4. Emotional: connects with people
Emotions are the result of the holistic experience people have with a site or product when all the elements come together. Not considering emotions and the holistic experience during design leaves to chance whether the experience will pan out how we want it to. Because you’ve asked the workshop participants to include the feelings associated with the qualities of the experience, your vision can reflect these feelings. Think about which of these feelings would matter most to the users of the site and include them in the vision. For Disney, the most important feeling is possibly wonderment. Symantec is all about the feeling of security. How do you want your users to feel?
Publish the vision
Sharing your vision means that the right decisions will be made even when you’re not there. People on the project can easily decide between good and bad options. The first step in sharing the vision is best done face-to-face with the key stakeholders. You’ll need to talk people through your rationale.
Be creative about how you share the vision. Using posters to display the vision can be a very effective way of spreading the word. Placed in call centers, posters let the call center agents know the what’s ahead for the site and company, and sets an expectation for the experience. Knowing the vision for the experience helps the agents support it better.
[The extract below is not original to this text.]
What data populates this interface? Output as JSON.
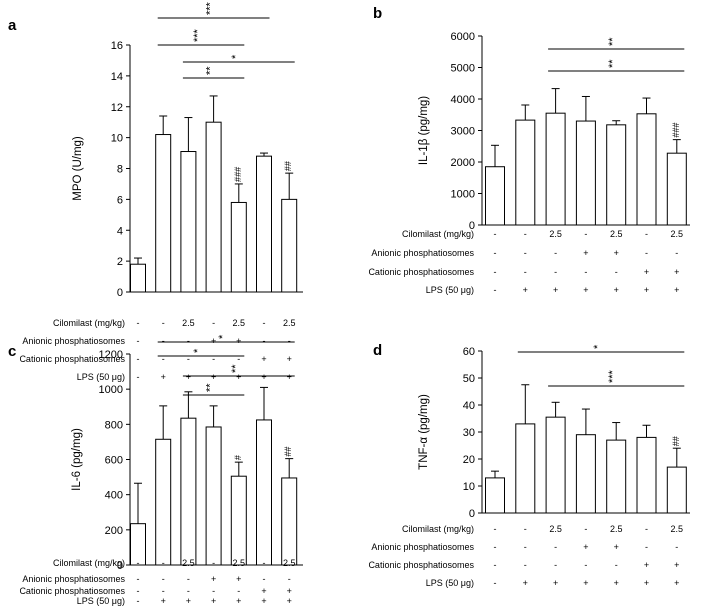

Using visions is a practice that successful companies have in common. Without this coordinating force, people on projects are left to focus only on technical capabilities and features. By only considering what it is and how it will work, you miss out on why the site will matter to users—why it will have meaning in their lives. Telling the story of the experience users will have with the site, and capturing it in a vision upfront, ensures the site:
- engages with users in a meaningful way
- builds loyalty and brand advocacy
With a shared vision in place, the process of design runs smoothly on an agreed path. Clients can engage in the design process in a more meaningful way, a way that focuses on how customers will experience the site and connect with their brand, not just on pretty page designs. A vision is a constant reminder of how people use websites, not just look at them.
As UX professionals, we’ve yet to develop a standard way of creating visions that work. Without a standard approach, this valuable technique will not take its rightful place in the tool kit of UX professionals. With the challenges of cross-channel, cross-format, and device transitions, a coordinating force has never been more needed. So why wait?